Cupertino Electric, Inc.
- Formerly: Kucher Electric
- Type: Private
- Industry: Electrical engineering, design and construction
- Founded: 1954 in Cupertino, California
- Founder: Eugene Ravizza
- Headquarters: 1132 North Seventh Street San Jose, California, United States
- Areas served: United States
- Key people: Tom Schott, President and CEO
- Products: modular data center construction
- Services: electrical engineering and construction, consulting, electrical services, procurement
- Revenue: $1.3 billion (2018)
- Website: cei.com

= Cupertino Electric =

Electrical engineering and construction company

Cupertino Electric is a privately owned electrical engineering and construction company headquartered in San Jose, California. The company operates throughout the United States, providing electrical installation, engineering, energy, renewable energy solar plants, commercial projects, and data centers. It has more than 3,800 field and office employees building projects throughout the nation, with major office locations in San Jose, San Francisco and Whittier, California.

==History==
In 1954, founder Eugene Ravizza purchased Kucher Electric, an existing electrical contracting company, renaming it Cupertino Electric, Inc.
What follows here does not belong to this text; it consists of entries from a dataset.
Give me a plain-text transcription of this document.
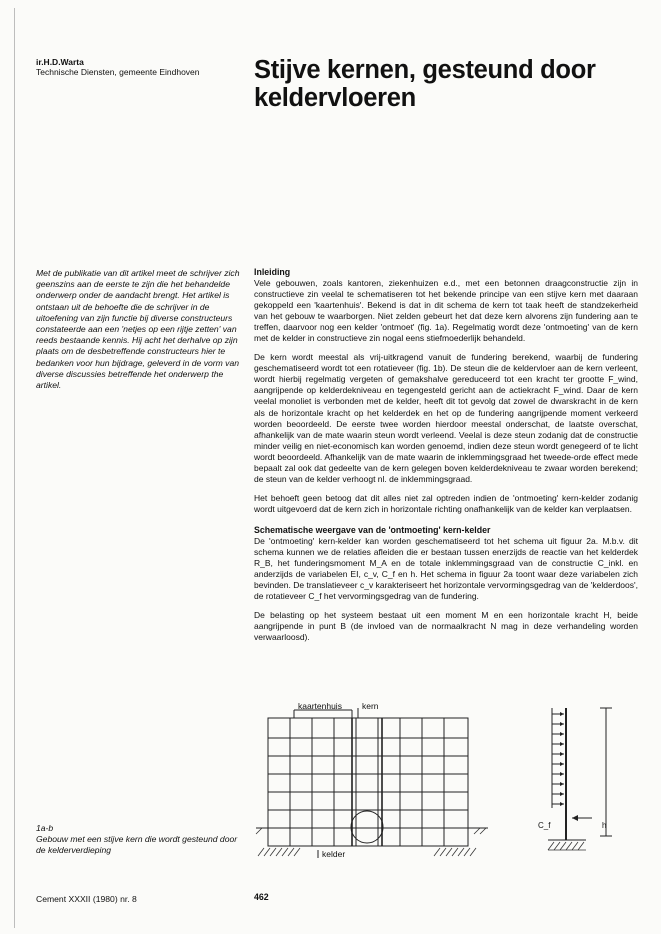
ir.H.D.Warta
Technische Diensten, gemeente Eindhoven Stijve kernen, gesteund door
keldervloeren
Met de publikatie van dit artikel meet de schrijver zich geenszins aan de eerste te zijn die het behandelde onderwerp onder de aandacht brengt. Het artikel is ontstaan uit de behoefte die de schrijver in de uitoefening van zijn functie bij diverse constructeurs constateerde aan een 'netjes op een rijtje zetten' van reeds bestaande kennis. Hij acht het derhalve op zijn plaats om de desbetreffende constructeurs hier te bedanken voor hun bijdrage, geleverd in de vorm van diverse discussies betreffende het onderwerp the artikel.
Inleiding

Vele gebouwen, zoals kantoren, ziekenhuizen e.d., met een betonnen draagconstructie zijn in constructieve zin veelal te schematiseren tot het bekende principe van een stijve kern met daaraan gekoppeld een 'kaartenhuis'. Bekend is dat in dit schema de kern tot taak heeft de standzekerheid van het gebouw te waarborgen. Niet zelden gebeurt het dat deze kern alvorens zijn fundering aan te treffen, daarvoor nog een kelder 'ontmoet' (fig. 1a). Regelmatig wordt deze 'ontmoeting' van de kern met de kelder in constructieve zin nogal eens stiefmoederlijk behandeld.

De kern wordt meestal als vrij-uitkragend vanuit de fundering berekend, waarbij de fundering geschematiseerd wordt tot een rotatieveer (fig. 1b). De steun die de keldervloer aan de kern verleent, wordt hierbij regelmatig vergeten of gemakshalve gereduceerd tot een kracht ter grootte F_wind, aangrijpende op kelderdekniveau en tegengesteld gericht aan de actiekracht F_wind. Daar de kern veelal monoliet is verbonden met de kelder, heeft dit tot gevolg dat zowel de dwarskracht in de kern als de horizontale kracht op het kelderdek en het op de fundering aangrijpende moment verkeerd worden beoordeeld. De eerste twee worden hierdoor meestal onderschat, de laatste overschat, afhankelijk van de mate waarin steun wordt verleend. Veelal is deze steun zodanig dat de constructie minder veilig en niet-economisch kan worden genoemd, indien deze steun wordt genegeerd of te licht wordt beoordeeld. Afhankelijk van de mate waarin de inklemmingsgraad het tweede-orde effect mede bepaalt zal ook dat gedeelte van de kern gelegen boven kelderdekniveau te zwaar worden berekend; de steun van de kelder verhoogt nl. de inklemmingsgraad.

Het behoeft geen betoog dat dit alles niet zal optreden indien de 'ontmoeting' kern-kelder zodanig wordt uitgevoerd dat de kern zich in horizontale richting onafhankelijk van de kelder kan verplaatsen.

Schematische weergave van de 'ontmoeting' kern-kelder

De 'ontmoeting' kern-kelder kan worden geschematiseerd tot het schema uit figuur 2a. M.b.v. dit schema kunnen we de relaties afleiden die er bestaan tussen enerzijds de reactie van het kelderdek R_B, het funderingsmoment M_A en de totale inklemmingsgraad van de constructie C_inkl. en anderzijds de variabelen EI, c_v, C_f en h. Het schema in figuur 2a toont waar deze variabelen zich bevinden. De translatieveer c_v karakteriseert het horizontale vervormingsgedrag van de 'kelderdoos', de rotatieveer C_f het vervormingsgedrag van de fundering.

De belasting op het systeem bestaat uit een moment M en een horizontale kracht H, beide aangrijpende in punt B (de invloed van de normaalkracht N mag in deze verhandeling worden verwaarloosd).

kaartenhuis kern
kelder
C_f	h
1a-b
Gebouw met een stijve kern die wordt gesteund door de kelderverdieping
Cement XXXII (1980) nr. 8	462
After working on the first fabs for Fairchild Semiconductor and Intel, the business began to expand beyond Silicon Valley, first establishing itself in San Francisco through the acquisition of local firm Collins Electric in 1989, followed by the creation of an office in Phoenix, Arizona in 1996.

In 2000, the company relocated its headquarters to San Jose, California and expanded into the data center business, building NAP of the Americas.

In 2007, Cupertino Electric began constructing the solar electric systems. CEI's main business categories include electrical Data Center, Commercial, Energy (Utility and Renewable), and Modular construction projects. CEI works with some of the largest internet and influential companies in the world and has long-standing relationships with general contracting firms.

==Operations==
Cupertino Electric is a union contractor with IBEW affiliation.